L’agriculture béninoise contribue entre 25 à 40% au PIB, mais reçoit moins des 10% des investissements publics tels que le demande la Déclaration des chefs d’Etat et de gouvernement de Maputo en 2003. Conséquence : la mise en œuvre de la SNCA est bien laborieuse. En zones rurales, les conseillers et techniciens agricoles n’ont ni résidences ni électricité ni eau potable.

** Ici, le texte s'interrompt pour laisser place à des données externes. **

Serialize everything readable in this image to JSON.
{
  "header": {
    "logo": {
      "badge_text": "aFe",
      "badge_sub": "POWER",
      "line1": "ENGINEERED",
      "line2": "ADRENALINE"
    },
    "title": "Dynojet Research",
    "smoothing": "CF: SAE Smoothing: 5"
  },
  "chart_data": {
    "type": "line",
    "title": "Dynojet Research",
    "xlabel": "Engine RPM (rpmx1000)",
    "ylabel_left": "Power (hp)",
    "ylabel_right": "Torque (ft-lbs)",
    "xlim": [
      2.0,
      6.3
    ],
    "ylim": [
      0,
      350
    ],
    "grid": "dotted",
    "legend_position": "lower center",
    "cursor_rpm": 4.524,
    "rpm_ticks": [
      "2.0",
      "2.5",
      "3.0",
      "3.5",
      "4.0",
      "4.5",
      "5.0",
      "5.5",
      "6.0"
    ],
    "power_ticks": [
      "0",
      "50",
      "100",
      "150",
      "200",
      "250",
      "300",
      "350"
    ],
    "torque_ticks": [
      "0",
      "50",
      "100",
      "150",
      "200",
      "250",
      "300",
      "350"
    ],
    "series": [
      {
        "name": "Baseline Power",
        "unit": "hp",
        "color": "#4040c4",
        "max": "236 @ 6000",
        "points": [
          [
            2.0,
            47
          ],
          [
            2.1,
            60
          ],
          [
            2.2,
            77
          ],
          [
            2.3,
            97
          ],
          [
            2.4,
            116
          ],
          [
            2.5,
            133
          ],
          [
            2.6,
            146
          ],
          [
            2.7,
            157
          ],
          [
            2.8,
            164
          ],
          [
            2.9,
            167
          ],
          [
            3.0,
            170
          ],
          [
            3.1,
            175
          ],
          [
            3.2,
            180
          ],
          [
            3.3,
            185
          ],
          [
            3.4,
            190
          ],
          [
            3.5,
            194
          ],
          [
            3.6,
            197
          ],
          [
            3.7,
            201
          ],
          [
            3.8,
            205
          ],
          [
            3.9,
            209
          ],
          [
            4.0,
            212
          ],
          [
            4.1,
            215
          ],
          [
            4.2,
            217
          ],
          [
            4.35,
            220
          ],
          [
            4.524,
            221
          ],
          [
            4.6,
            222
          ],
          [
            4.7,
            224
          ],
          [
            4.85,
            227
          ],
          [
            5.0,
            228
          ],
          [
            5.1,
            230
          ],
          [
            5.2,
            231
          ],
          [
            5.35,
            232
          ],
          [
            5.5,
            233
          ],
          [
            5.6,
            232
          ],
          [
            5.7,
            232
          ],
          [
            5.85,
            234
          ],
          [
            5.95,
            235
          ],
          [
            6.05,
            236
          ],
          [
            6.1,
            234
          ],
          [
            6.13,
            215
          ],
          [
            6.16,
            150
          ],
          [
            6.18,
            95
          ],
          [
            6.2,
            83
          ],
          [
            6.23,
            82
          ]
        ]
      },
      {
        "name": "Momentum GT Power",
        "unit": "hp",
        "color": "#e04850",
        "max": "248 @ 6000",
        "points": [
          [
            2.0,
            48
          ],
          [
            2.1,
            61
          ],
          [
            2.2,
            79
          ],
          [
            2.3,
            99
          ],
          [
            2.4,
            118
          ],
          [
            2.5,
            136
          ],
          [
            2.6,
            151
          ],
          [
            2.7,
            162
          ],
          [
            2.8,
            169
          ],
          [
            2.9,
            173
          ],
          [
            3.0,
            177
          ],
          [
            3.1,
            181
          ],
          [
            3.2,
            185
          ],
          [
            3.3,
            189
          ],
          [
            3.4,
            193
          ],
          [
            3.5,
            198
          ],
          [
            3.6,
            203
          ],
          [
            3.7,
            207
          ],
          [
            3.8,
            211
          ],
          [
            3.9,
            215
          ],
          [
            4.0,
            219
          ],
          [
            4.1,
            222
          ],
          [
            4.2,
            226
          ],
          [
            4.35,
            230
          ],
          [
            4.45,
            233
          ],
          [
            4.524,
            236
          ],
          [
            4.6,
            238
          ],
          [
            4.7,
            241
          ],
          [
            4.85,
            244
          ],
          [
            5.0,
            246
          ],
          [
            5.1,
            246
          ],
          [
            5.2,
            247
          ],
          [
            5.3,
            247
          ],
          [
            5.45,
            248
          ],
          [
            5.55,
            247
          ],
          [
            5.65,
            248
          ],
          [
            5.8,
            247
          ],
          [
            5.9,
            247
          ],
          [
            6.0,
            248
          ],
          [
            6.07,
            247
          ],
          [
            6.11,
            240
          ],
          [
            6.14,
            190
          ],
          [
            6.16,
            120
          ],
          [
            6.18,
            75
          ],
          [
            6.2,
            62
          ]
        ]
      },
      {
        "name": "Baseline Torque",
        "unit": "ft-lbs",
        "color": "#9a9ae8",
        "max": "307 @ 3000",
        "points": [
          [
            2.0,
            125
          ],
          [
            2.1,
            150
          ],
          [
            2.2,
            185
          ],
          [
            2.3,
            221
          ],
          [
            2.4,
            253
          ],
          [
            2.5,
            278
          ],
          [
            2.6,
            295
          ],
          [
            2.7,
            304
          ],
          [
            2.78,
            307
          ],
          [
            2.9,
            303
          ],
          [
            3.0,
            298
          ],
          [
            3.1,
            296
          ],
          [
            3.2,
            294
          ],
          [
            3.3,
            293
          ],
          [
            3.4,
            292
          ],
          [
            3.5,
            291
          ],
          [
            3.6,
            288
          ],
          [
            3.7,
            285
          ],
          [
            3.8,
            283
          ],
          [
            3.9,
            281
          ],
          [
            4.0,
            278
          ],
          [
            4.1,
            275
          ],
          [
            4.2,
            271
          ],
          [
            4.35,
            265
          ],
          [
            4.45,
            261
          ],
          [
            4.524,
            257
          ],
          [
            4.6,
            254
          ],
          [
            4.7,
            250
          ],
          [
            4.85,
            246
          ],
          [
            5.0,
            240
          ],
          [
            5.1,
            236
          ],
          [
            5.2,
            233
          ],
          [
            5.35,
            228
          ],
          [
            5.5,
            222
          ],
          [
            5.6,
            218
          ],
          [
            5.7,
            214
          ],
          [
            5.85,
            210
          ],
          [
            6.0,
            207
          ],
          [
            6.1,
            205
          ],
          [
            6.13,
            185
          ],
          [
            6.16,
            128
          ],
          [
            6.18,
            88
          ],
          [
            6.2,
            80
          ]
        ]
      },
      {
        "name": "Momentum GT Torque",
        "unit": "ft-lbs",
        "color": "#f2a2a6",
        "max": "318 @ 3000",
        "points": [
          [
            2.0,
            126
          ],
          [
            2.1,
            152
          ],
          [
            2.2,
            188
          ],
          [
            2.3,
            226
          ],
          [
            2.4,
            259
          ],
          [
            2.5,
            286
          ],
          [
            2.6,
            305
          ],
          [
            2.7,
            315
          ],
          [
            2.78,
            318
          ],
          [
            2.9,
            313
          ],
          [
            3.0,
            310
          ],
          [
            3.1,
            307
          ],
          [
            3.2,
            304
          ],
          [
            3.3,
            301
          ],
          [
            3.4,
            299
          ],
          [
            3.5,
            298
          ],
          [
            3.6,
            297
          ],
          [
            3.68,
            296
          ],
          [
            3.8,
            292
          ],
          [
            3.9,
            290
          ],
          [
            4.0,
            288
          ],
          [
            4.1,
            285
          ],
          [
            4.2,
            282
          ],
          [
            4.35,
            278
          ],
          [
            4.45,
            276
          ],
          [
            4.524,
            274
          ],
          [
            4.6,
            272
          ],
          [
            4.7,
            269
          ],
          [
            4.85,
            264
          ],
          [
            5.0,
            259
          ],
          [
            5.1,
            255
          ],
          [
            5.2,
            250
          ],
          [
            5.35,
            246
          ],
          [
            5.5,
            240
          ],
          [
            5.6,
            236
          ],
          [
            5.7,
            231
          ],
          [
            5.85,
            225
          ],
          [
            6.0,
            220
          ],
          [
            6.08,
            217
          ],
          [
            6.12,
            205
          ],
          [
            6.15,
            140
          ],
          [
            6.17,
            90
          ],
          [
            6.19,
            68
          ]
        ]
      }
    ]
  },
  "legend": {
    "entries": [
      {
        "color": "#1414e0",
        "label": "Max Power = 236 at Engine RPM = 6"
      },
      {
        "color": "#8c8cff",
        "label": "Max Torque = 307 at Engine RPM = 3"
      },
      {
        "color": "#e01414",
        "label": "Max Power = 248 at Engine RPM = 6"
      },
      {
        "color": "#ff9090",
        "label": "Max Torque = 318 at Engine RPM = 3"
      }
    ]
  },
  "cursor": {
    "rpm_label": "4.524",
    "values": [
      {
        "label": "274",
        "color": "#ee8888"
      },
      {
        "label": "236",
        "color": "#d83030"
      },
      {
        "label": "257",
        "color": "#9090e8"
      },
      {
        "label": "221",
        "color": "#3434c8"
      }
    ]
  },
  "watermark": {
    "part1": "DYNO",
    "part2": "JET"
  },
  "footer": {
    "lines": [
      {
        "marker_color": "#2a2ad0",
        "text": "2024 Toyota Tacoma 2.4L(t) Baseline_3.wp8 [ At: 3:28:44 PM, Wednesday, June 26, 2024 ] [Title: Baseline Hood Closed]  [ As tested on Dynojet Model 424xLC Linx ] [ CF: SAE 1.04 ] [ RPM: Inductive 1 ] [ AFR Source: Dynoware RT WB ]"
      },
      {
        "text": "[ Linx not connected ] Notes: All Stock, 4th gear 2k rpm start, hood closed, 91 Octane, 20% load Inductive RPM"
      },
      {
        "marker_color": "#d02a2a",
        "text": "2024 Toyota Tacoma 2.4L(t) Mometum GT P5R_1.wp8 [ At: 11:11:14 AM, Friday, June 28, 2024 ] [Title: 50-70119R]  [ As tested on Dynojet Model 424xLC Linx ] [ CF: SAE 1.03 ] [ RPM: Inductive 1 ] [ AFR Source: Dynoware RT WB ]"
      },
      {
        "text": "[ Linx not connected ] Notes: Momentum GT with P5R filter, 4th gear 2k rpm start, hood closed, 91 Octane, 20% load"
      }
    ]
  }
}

En outre, à part le coton, premier produit de rente, aucune autre culture n’est organisée en filière et les problèmes de crédits, de commercialisation et de disponibilité à temps des intrants se posent, ce qui décourage les paysans. Sans ressources suffisantes, la recherche ne répond pas à la plupart des attentes des producteurs, relayées par les CERPA. « Nos publications nous restent sur les bras, se désole Kouboura Igué, en service à l’Institut National de la Recherche Agricole du Bénin. Les CERPA et les producteurs voudraient les avoir gratuitement alors que nous devons les vendre ».

A cela s’ajoutent les promesses non tenues. Il arrive que les producteurs engagent des dépenses pour bénéficier de projets annoncés par le ministère de l’agriculture, mais jamais réalisés. « Les paysans nous traitent de menteurs, se plaignent des techniciens agricoles. Ils pourraient un jour se révolter contre nous ».

Selon eux, l’Etat et les autres acteurs doivent lever ces blocages en mobilisant progressivement les ressources nécessaires à la mise en œuvre de la SNCA.